La historia del paseo de la Alameda comienza en 1642 cuando el duque de Arcos, virrey y capitán general de Valencia, ordenó urbanizar los extensos terrenos de huertas, acequias y una arboleda, conocida como el Prado.
Después de tres años, las obras estaban terminadas y tuvieron como colofón dos filas paralelas de álamos a lo largo del pretil del río.
Cincuenta años más tarde se levantarían las dos torres a la entrada del jardín, que hoy en día pasan tan desapercibidas, construidas bajo el mandato del intendente Rodrigo Caballero, que las dedicó a San Felipe y a San Jaime durante el reinado de Felipe V, como puede leerse en la inscripción correspondiente. Corría 1714. Cerca se construyó un templete utilizado para un par de conciertos en toda su historia.
Alrededor de un siglo después, concretamente en 1810, invadida Valencia por las tropas francesas del general Suchet, éste le dio un nuevo empuje al jardín en el que aparecieron numerosos laureles, plátanos, cipreses, naranjos y limoneros.
En poco tiempo, se convirtió en el paseo favorito de las clases más selectas de la sociedad valenciana que le encantaba dejarse ver a lo largo de su travesía con sus diferentes carruajes, como los landós o tartanas.
Hasta Maximiliano de Austria, cuando visitó la ciudad en 1858, lo comparó con el Prater de Viena: “donde se encuentra toda la sociedad elegante que pasea en carruajes”.
Esta tradición continuó hasta inicios del siguiente siglo. Unos años antes, en 1871, la historia de la Alameda se vinculó desde entonces a la Feria de Julio, fiesta nacida para que las clases pudientes no abandonaran la ciudad recién empezado el verano, con la correspondiente bajada de ventas por parte de los comerciantes.
La época dorada de la Alameda empezaba con los diferentes actos que se celebraban durante la Feria como, por ejemplo, el fin de los Juegos Florales organizado por la asociación Lo Rat Penat con conciertos de rigodón y de valses, con la implantación de improvisados pabellones patrocinados por las instituciones más importantes; el Gobierno Civil, el Ayuntamiento, Casino de Agricultura, entre otras… que reunían a la creme de la creme de la aristocracia de la burguesía del momento para bailar y entretenerse, y la muy lucida y brillante Batalla de Flores, único festejo que ha sobrevivido, nacido en 1881 a petición del barón de Cortes.

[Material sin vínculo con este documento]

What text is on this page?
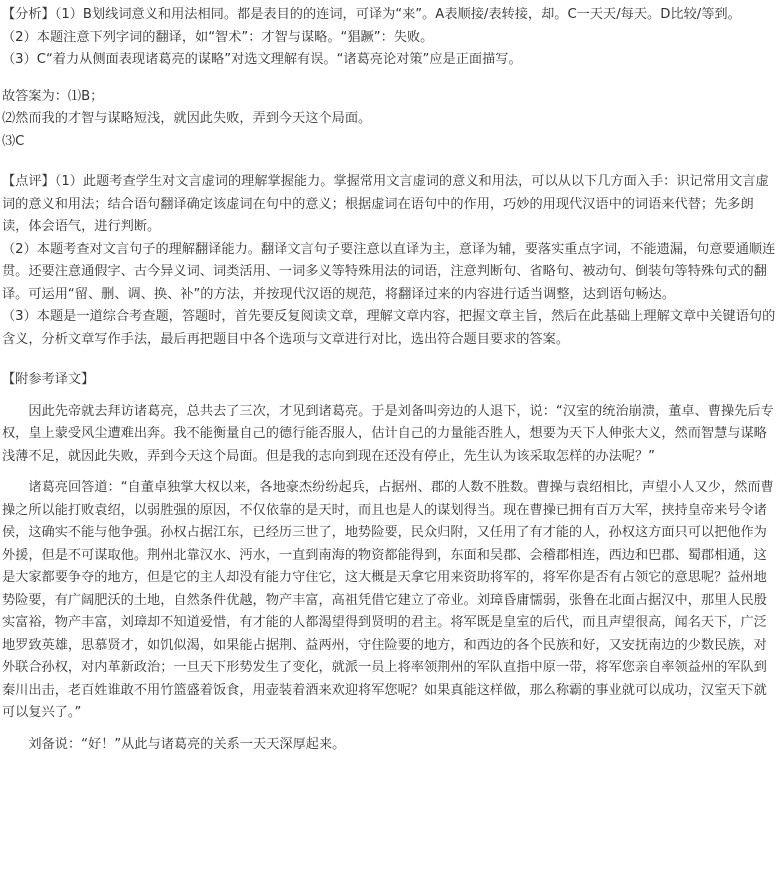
【分析】（1）B划线词意义和用法相同。都是表目的的连词，可译为“来”。A表顺接/表转接，却。C一天天/每天。D比较/等到。

（2）本题注意下列字词的翻译，如“智术”：才智与谋略。“猖蹶”：失败。

（3）C“着力从侧面表现诸葛亮的谋略”对选文理解有误。“诸葛亮论对策”应是正面描写。

故答案为：⑴B；

⑵然而我的才智与谋略短浅，就因此失败，弄到今天这个局面。

⑶C

【点评】（1）此题考查学生对文言虚词的理解掌握能力。掌握常用文言虚词的意义和用法，可以从以下几方面入手：识记常用文言虚词的意义和用法；结合语句翻译确定该虚词在句中的意义；根据虚词在语句中的作用，巧妙的用现代汉语中的词语来代替；先多朗读，体会语气，进行判断。

（2）本题考查对文言句子的理解翻译能力。翻译文言句子要注意以直译为主，意译为辅，要落实重点字词，不能遗漏，句意要通顺连贯。还要注意通假字、古今异义词、词类活用、一词多义等特殊用法的词语，注意判断句、省略句、被动句、倒装句等特殊句式的翻译。可运用“留、删、调、换、补”的方法，并按现代汉语的规范，将翻译过来的内容进行适当调整，达到语句畅达。

（3）本题是一道综合考查题，答题时，首先要反复阅读文章，理解文章内容，把握文章主旨，然后在此基础上理解文章中关键语句的含义，分析文章写作手法，最后再把题目中各个选项与文章进行对比，选出符合题目要求的答案。

【附参考译文】

因此先帝就去拜访诸葛亮，总共去了三次，才见到诸葛亮。于是刘备叫旁边的人退下，说：“汉室的统治崩溃，董卓、曹操先后专权，皇上蒙受风尘遭难出奔。我不能衡量自己的德行能否服人，估计自己的力量能否胜人，想要为天下人伸张大义，然而智慧与谋略浅薄不足，就因此失败，弄到今天这个局面。但是我的志向到现在还没有停止，先生认为该采取怎样的办法呢？”

诸葛亮回答道：“自董卓独掌大权以来，各地豪杰纷纷起兵，占据州、郡的人数不胜数。曹操与袁绍相比，声望小人又少，然而曹操之所以能打败袁绍，以弱胜强的原因，不仅依靠的是天时，而且也是人的谋划得当。现在曹操已拥有百万大军，挟持皇帝来号令诸侯，这确实不能与他争强。孙权占据江东，已经历三世了，地势险要，民众归附，又任用了有才能的人，孙权这方面只可以把他作为外援，但是不可谋取他。荆州北靠汉水、沔水，一直到南海的物资都能得到，东面和吴郡、会稽郡相连，西边和巴郡、蜀郡相通，这是大家都要争夺的地方，但是它的主人却没有能力守住它，这大概是天拿它用来资助将军的，将军你是否有占领它的意思呢？益州地势险要，有广阔肥沃的土地，自然条件优越，物产丰富，高祖凭借它建立了帝业。刘璋昏庸懦弱，张鲁在北面占据汉中，那里人民殷实富裕，物产丰富，刘璋却不知道爱惜，有才能的人都渴望得到贤明的君主。将军既是皇室的后代，而且声望很高，闻名天下，广泛地罗致英雄，思慕贤才，如饥似渴，如果能占据荆、益两州，守住险要的地方，和西边的各个民族和好，又安抚南边的少数民族，对外联合孙权，对内革新政治；一旦天下形势发生了变化，就派一员上将率领荆州的军队直指中原一带，将军您亲自率领益州的军队到秦川出击，老百姓谁敢不用竹篮盛着饭食，用壶装着酒来欢迎将军您呢？如果真能这样做，那么称霸的事业就可以成功，汉室天下就可以复兴了。”

刘备说：“好！”从此与诸葛亮的关系一天天深厚起来。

De aquellos tiempos, también se han mantenido las dos fuentes más hermosas de la urbe. La primera llamada de Las cuatro estaciones, próxima a los Jardines del Real, siendo su promotor el alcalde de la ciudad Francisco Brotons en 1861. La segunda, ubicada cerca del puente de Aragón, siguiendo el proyecto y planos de la Real Academia de Bellas Artes de San Carlos. Inicialmente inaugurada en 1852 en la plaza del Mercado, frente a la Lonja, 26 años después se trasladó donde hoy en día se encuentra.
En la parte más alejada del río hay otra tres fuentes no tan monumentales; la de Flora, obra de José Piquer, de 1864, la fuente monumento del Doctor Moliner, cuya autoría es de José Capuz de 1919 y otra fuente anónima, cercana al templete que se construyó hace unos decenios para los feriantes que se instalaban en Navidad.
Otros monumentos completan el paisaje de la Alameda, como el dedicado a Cavanilles en 1905 y al de Luis de Santángel, rescatados del olvido sólo en fechas conmemorativas.
En las últimas décadas, ha servido para la celebración de acontecimientos de toda índole: culturales, deportivos, militares e incluso religiosos, como la misa de Juan Pablo II en 1982.
Hoy en día, la Alameda conserva bellas zonas de las que disfrutar, como el umbráculo de las glicinas o los frondosos ficus protectores, a pesar de que se ha convertido en una zona de tránsito y aparcamiento de coches que desaparecen cuando se organizan actividades de carácter lúdico.
Para los más curiosos: Los Jardines de Valencia, Mª Ángeles Arazo/Francesc Jarque. Ayuntamiento de Valencia. 1993. Valencia.